Réunion du 25 avril 2013 à 9h30
Débat sur la loi pénitentiaire

Christiane Taubira, garde des sceaux :

Il me paraît donc important de poursuivre ces échanges, auxquels le Gouvernement doit être associé, même s’il est plutôt désagréable d’entendre répéter à la tribune, parce que le temps de parole des orateurs est limité, qu’il reste beaucoup de travail à faire et de nombreux points à améliorer. Vous me faites rarement l’élégance d’insister un peu plus lourdement sur les avancées qu’il est d'ores et déjà possible de constater.

Il n’empêche qu’un tel rapport à la loi est important. Rousseau écrivait ainsi dans Le Contrat social : « L’obéissance à la loi qu’on s’est prescrite est liberté. » Vous accomplissez donc, mesdames, messieurs les sénateurs, un acte de liberté en veillant à l’application de la loi pénitentiaire du 24 novembre 2009, qui est incontestablement une belle loi, à la fois consolidée et contredite par la politique pénale menée depuis lors. Vous le disiez vous-même, monsieur le rapporteur, il y a eu des injonctions contradictoires ces dernières années, qui ont compliqué la vie des magistrats, des conseillers pénitentiaires d’insertion et de probation, de tous ceux qui sont chargés d’examiner les dossiers pour les applications des peines et des personnels de surveillance, et brouillé la lisibilité de la politique pénale.

Vous avez choisi d’aborder le sujet dans sa globalité, c’est la grande qualité du rapport que vous avez conduit avec Mme Nicole Borvo Cohen-Seat. Je vous remercie d'ailleurs encore d’avoir accepté de venir à la chancellerie dès le mois de juillet dernier, pour m’en présenter le contenu, ce qui nous a ensuite permis de travailler ensemble.

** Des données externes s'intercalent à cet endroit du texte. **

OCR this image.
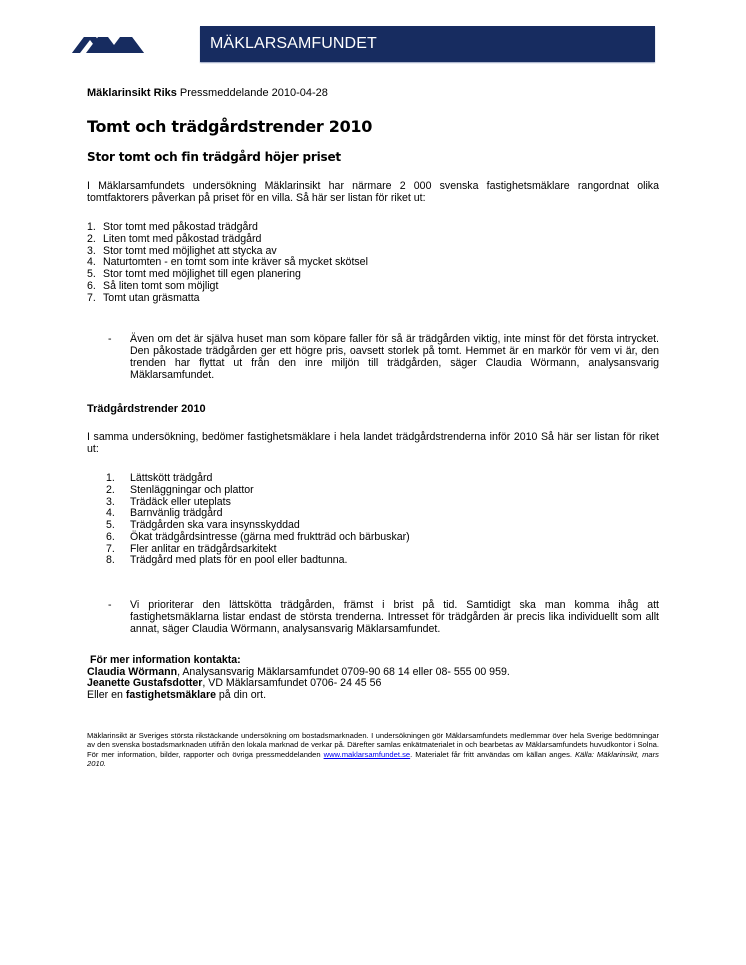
MÄKLARSAMFUNDET
Mäklarinsikt Riks Pressmeddelande 2010-04-28
Tomt och trädgårdstrender 2010
Stor tomt och fin trädgård höjer priset
I Mäklarsamfundets undersökning Mäklarinsikt har närmare 2 000 svenska fastighetsmäklare rangordnat olika tomtfaktorers påverkan på priset för en villa. Så här ser listan för riket ut:
1. Stor tomt med påkostad trädgård
2. Liten tomt med påkostad trädgård
3. Stor tomt med möjlighet att stycka av
4. Naturtomten - en tomt som inte kräver så mycket skötsel
5. Stor tomt med möjlighet till egen planering
6. Så liten tomt som möjligt
7. Tomt utan gräsmatta
-	Även om det är själva huset man som köpare faller för så är trädgården viktig, inte minst för det första intrycket. Den påkostade trädgården ger ett högre pris, oavsett storlek på tomt. Hemmet är en markör för vem vi är, den trenden har flyttat ut från den inre miljön till trädgården, säger Claudia Wörmann, analysansvarig Mäklarsamfundet.
Trädgårdstrender 2010
I samma undersökning, bedömer fastighetsmäklare i hela landet trädgårdstrenderna inför 2010 Så här ser listan för riket ut:
1.	Lättskött trädgård
2.	Stenläggningar och plattor
3.	Trädäck eller uteplats
4.	Barnvänlig trädgård
5.	Trädgården ska vara insynsskyddad
6.	Ökat trädgårdsintresse (gärna med fruktträd och bärbuskar)
7.	Fler anlitar en trädgårdsarkitekt
8.	Trädgård med plats för en pool eller badtunna.
-	Vi prioriterar den lättskötta trädgården, främst i brist på tid. Samtidigt ska man komma ihåg att fastighetsmäklarna listar endast de största trenderna. Intresset för trädgården är precis lika individuellt som allt annat, säger Claudia Wörmann, analysansvarig Mäklarsamfundet.
För mer information kontakta:
Claudia Wörmann, Analysansvarig Mäklarsamfundet 0709-90 68 14 eller 08- 555 00 959.
Jeanette Gustafsdotter, VD Mäklarsamfundet 0706- 24 45 56
Eller en fastighetsmäklare på din ort.
Mäklarinsikt är Sveriges största rikstäckande undersökning om bostadsmarknaden. I undersökningen gör Mäklarsamfundets medlemmar över hela Sverige bedömningar av den svenska bostadsmarknaden utifrån den lokala marknad de verkar på. Därefter samlas enkätmaterialet in och bearbetas av Mäklarsamfundets huvudkontor i Solna. För mer information, bilder, rapporter och övriga pressmeddelanden www.maklarsamfundet.se. Materialet får fritt användas om källan anges. Källa: Mäklarinsikt, mars 2010.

Votre approche, qu’il convient à mon avis de retenir, a été globale. En effet, le détenu n’est pas considéré simplement en tant qu’individu exécutant sa peine, dans une cellule de huit mètres carrés, individuelle ou partagée avec deux ou trois autres détenus. Il est appréhendé dans sa globalité, c'est-à-dire dans son rapport à l’activité et à la formation professionnelle, ainsi que sous l’angle du respect de ses droits civiques, jusqu’à son droit de vote, qui est parfois oublié. Nos concitoyens pensent d’ailleurs souvent que la détention prive du droit de vote. Il faut faire savoir que, si la déchéance des droits civiques n’a pas été prononcée par le magistrat, ces droits sont maintenus.

Vous avez également choisi la cohérence, en vous interrogeant sur la détention, mais pas seulement du point de vue du détenu ou des personnels – à cet égard, je remercie particulièrement les sénatrices et les sénateurs qui ont eu quelques mots à l’adresse de ces derniers. Vous avez en effet abordé les questions relatives à l’immobilier, à l’activité, aux soins et à la formation professionnelle, qui doivent être pensées ensemble.

Pour ma part, j’ai également retenu une telle approche dans le cadre du travail que je mène à la chancellerie. La meilleure illustration est la mise en place en deux étapes, par un comité d’organisation puis un jury de consensus, de la conférence de consensus sur la prévention de la récidive. Je vous remercie, monsieur le rapporteur, d’y avoir participé, tout comme certains sénateurs ou certaines sénatrices de la majorité – je pense à Catherine Tasca et Jean-Pierre Sueur – et de l’opposition, qui ont accepté d’apporter leurs connaissances et leurs expériences à ce processus.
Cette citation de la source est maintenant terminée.